So far we have used simulation to demonstrate statistical principles, but we can also use simulation to answer real statistical questions. In this section we will introduce a concept known as the bootstrap that lets us use simulation to quantify our uncertainty about statistical estimates. Later in the course, we will see other examples of how simulation can often be used to answer statistical questions, especially when theoretical statistical methods are not available or when their assumptions are too difficult to meet.
14.5.1 Computing the bootstrap
In the section above, we used our knowledge of the sampling distribution of the mean to compute the standard error of the mean and confidence intervals. But what if we can’t assume that the estimates are normally distributed, or we don’t know their distribution? The idea of the bootstrap is to use the data themselves to estimate an answer. The name comes from the idea of pulling one’s self up by one’s own bootstraps, expressing the idea that we don’t have any external source of leverage so we have to rely upon the data themselves. The bootstrap method was conceived by Bradley Efron of the Stanford Department of Statistics, who is one of the world’s most influential statisticians.
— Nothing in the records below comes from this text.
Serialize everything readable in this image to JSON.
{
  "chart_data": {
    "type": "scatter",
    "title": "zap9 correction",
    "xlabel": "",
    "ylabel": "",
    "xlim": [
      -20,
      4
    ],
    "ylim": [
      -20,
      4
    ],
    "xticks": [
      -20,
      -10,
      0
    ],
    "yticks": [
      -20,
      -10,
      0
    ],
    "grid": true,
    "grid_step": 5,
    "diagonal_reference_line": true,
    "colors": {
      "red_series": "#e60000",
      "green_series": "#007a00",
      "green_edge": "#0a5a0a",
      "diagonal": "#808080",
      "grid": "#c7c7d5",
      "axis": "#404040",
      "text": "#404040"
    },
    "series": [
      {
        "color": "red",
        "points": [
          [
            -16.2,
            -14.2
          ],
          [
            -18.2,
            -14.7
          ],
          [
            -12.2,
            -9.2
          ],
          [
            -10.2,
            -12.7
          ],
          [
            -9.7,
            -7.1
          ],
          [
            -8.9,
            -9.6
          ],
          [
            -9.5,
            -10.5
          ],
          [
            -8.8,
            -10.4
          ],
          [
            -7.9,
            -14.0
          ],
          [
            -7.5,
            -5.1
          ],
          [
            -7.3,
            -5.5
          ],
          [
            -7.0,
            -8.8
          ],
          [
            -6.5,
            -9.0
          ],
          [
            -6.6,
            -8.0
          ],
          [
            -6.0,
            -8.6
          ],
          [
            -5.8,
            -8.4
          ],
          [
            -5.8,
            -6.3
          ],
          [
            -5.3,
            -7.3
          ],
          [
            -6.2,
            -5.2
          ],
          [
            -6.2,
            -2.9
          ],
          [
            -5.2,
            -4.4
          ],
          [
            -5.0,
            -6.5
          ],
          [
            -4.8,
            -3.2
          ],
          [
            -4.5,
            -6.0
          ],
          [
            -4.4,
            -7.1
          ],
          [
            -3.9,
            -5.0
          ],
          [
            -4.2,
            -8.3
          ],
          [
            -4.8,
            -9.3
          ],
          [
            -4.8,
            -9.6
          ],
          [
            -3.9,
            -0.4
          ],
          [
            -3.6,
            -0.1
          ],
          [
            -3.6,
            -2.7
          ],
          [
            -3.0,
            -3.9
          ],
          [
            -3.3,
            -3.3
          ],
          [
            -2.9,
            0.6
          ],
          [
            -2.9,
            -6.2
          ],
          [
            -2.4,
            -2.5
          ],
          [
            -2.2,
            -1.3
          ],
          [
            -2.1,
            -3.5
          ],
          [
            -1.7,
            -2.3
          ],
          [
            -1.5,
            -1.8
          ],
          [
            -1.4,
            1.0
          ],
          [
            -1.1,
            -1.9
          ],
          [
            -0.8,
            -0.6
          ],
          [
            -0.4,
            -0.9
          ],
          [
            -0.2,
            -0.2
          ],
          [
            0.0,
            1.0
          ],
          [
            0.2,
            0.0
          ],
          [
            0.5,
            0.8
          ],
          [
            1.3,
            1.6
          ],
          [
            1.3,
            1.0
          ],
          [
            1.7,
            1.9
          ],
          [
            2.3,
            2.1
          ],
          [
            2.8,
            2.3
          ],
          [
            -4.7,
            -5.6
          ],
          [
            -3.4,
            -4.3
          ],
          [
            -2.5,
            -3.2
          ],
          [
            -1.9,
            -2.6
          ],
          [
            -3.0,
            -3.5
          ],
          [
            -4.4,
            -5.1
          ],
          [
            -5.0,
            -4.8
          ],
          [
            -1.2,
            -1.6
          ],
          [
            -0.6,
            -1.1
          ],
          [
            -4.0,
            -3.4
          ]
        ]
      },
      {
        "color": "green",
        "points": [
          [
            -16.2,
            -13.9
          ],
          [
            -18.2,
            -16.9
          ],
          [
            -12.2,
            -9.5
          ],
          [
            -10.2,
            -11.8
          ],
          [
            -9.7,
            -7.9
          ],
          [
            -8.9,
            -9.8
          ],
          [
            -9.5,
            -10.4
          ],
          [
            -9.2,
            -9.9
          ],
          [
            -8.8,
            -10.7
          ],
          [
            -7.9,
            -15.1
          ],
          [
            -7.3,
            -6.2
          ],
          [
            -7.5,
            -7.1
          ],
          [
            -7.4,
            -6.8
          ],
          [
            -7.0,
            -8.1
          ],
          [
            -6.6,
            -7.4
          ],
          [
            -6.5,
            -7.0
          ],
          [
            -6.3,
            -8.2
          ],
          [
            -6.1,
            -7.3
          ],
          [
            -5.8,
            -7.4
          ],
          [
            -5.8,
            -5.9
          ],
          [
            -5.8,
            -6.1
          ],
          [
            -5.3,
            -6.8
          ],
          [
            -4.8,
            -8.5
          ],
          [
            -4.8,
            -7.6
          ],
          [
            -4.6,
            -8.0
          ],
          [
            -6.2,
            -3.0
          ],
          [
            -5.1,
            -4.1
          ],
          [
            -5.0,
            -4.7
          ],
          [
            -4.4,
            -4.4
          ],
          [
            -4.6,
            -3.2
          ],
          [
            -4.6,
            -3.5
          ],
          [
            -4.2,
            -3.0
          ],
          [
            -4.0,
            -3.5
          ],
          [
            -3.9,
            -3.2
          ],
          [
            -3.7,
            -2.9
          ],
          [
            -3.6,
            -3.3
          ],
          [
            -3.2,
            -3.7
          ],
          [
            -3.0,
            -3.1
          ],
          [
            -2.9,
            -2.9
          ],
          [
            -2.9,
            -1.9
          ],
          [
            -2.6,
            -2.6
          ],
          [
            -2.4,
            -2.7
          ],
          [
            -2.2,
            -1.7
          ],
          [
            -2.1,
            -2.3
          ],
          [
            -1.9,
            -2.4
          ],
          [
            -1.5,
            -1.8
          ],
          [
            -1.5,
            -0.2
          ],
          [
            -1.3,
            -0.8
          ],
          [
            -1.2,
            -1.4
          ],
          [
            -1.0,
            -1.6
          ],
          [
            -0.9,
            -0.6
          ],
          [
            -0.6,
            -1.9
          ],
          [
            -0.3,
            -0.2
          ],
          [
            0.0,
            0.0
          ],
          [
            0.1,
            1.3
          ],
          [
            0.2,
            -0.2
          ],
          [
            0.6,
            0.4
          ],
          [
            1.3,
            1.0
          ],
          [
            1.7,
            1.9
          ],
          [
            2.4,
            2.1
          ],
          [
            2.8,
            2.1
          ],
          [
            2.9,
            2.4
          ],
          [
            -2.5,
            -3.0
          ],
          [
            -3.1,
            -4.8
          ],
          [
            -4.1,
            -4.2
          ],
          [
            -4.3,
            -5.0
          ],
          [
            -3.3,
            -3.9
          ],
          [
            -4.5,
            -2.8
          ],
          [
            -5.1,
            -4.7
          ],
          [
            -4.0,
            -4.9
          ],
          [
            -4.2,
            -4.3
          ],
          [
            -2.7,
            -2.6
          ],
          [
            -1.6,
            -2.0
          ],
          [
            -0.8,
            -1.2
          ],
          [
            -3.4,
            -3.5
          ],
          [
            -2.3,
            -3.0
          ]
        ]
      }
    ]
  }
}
The idea behind the bootstrap is that we repeatedly sample from the actual dataset; importantly, we sample with replacement, such that the same data point will often end up being represented multiple times within one of the samples. We then compute our statistic of interest on each of the bootstrap samples, and use the distribution of those estimates.
Let’s start by using the bootstrap to estimate the sampling distribution of the mean, so that we can compare the result to the standard error of the mean (SEM) that we discussed earlier.
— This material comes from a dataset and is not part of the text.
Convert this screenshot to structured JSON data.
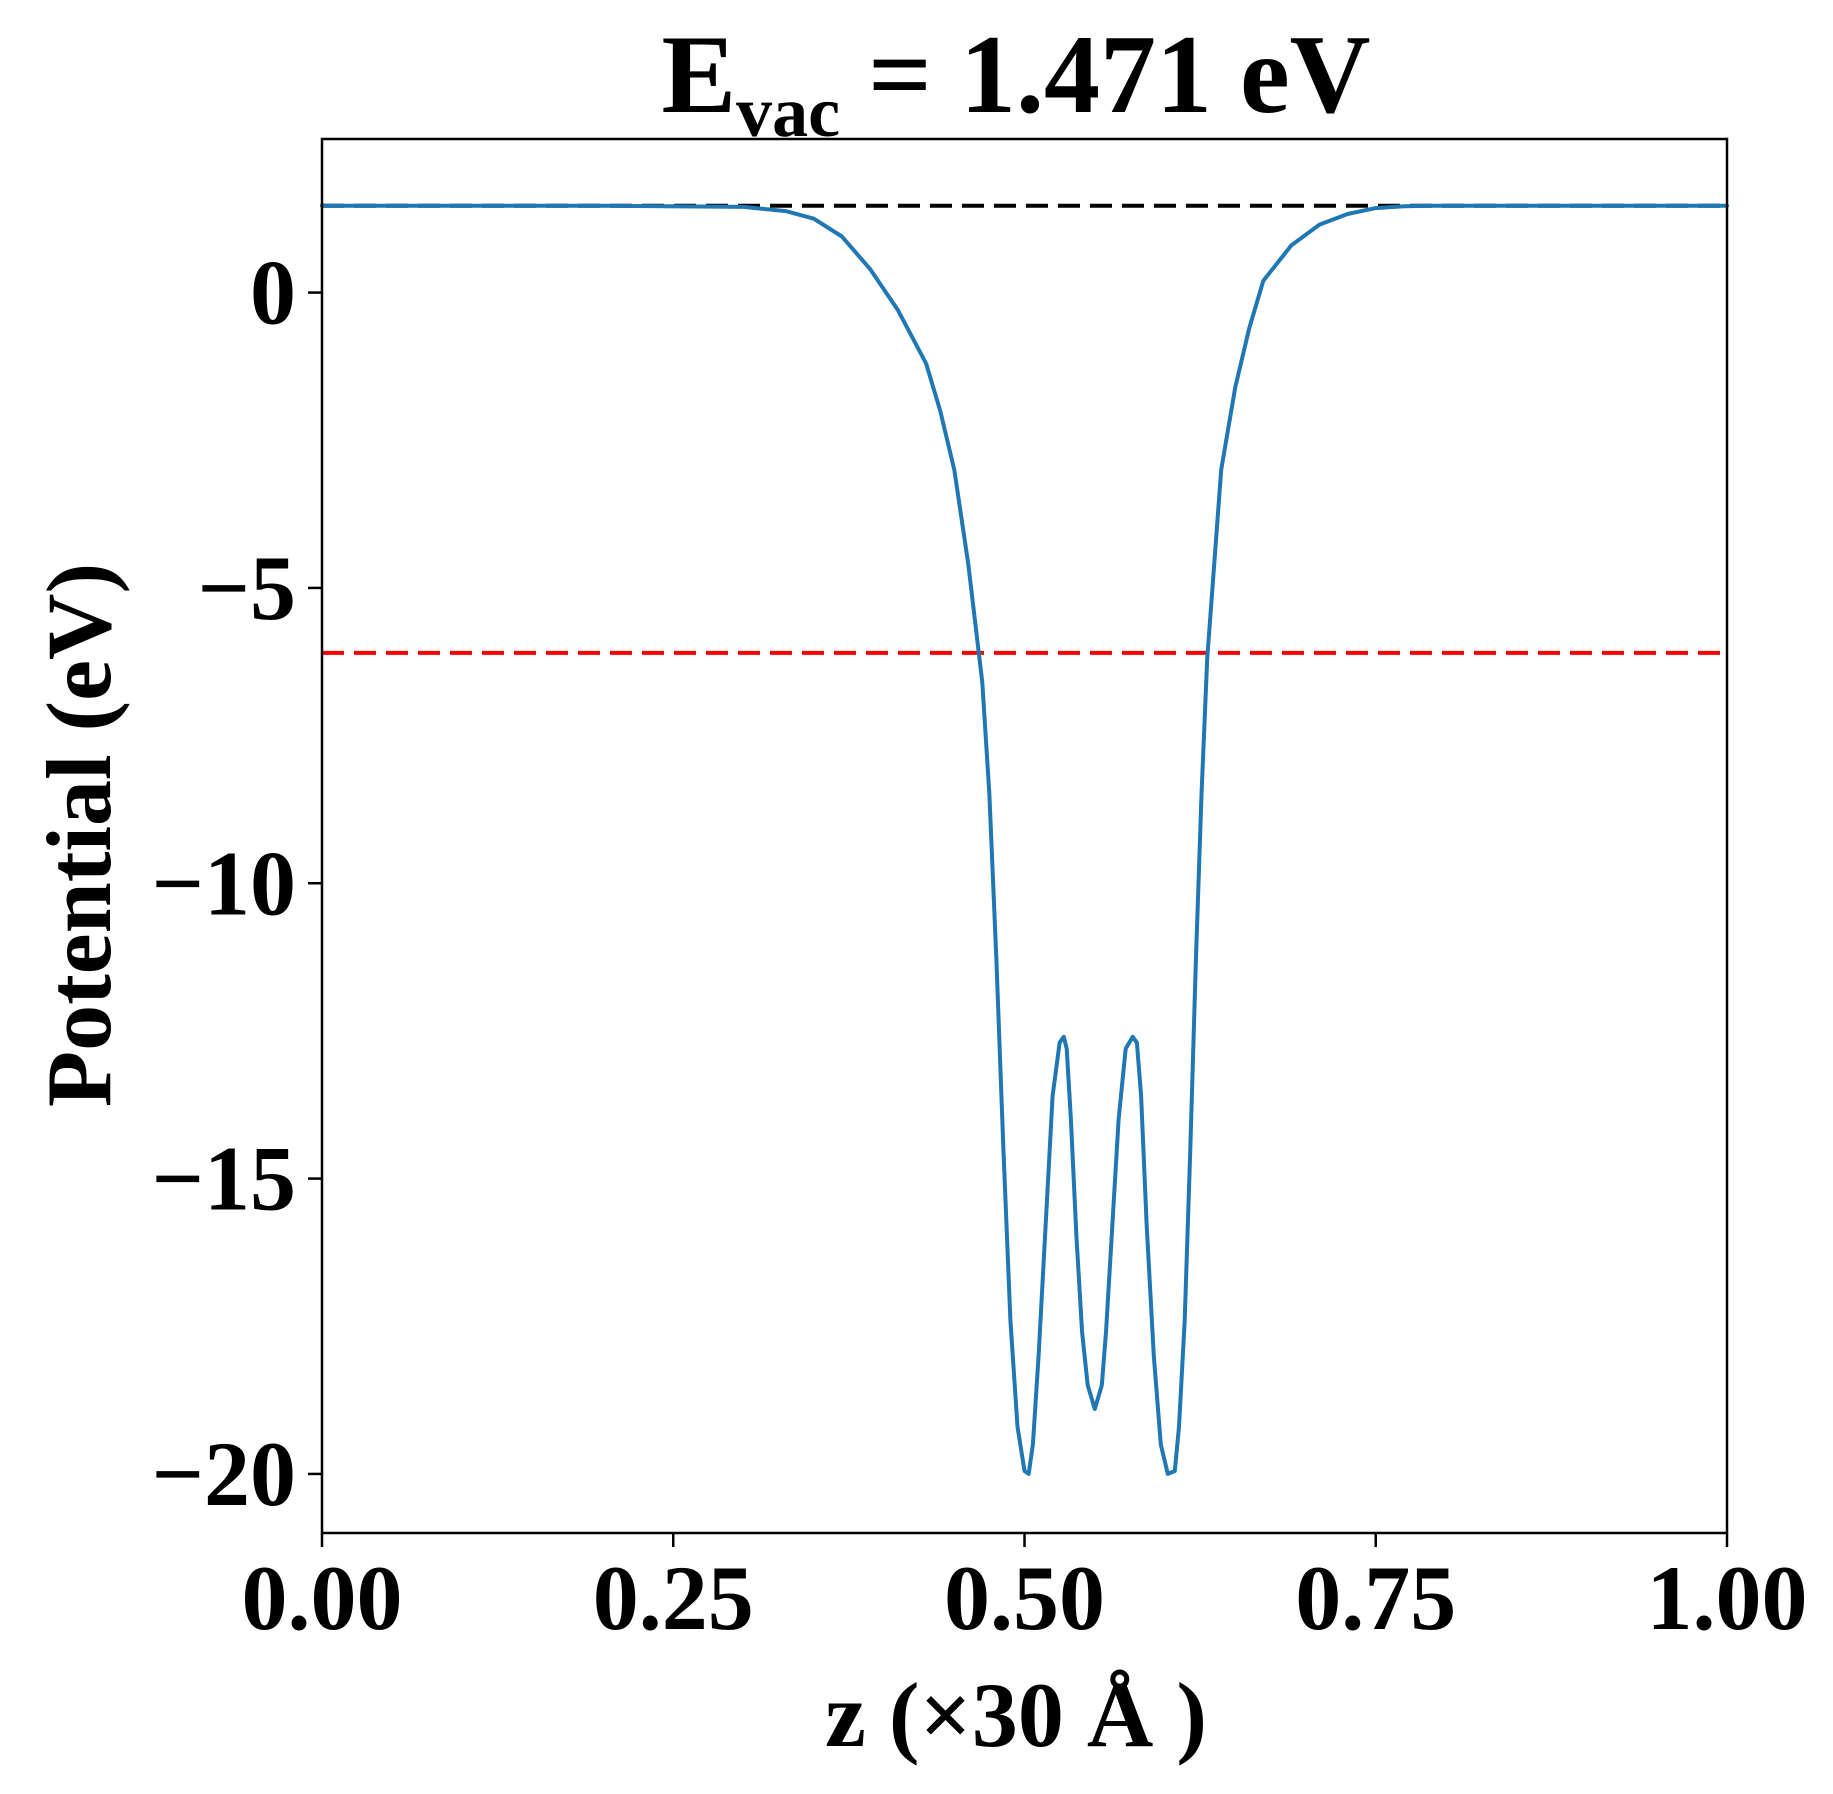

Figure 14.4 shows that the distribution of means across bootstrap samples is fairly close to the theoretical estimate based on the assumption of normality. We can also use the bootstrap samples to compute a confidence interval for the mean, simply by computing the quantiles of interest from the distribution of bootstrap samples.
We would not usually employ the bootstrap to compute confidence intervals for the mean (since we can generally assume that the normal distribution is appropriate for the sampling distribution of the mean, as long as our sample is large enough), but this example shows how the method gives us roughly the same result as the standard method based on the normal distribution. The bootstrap would more often be used to generate standard errors for estimates of other statistics where we know or suspect that the normal distribution is not appropriate.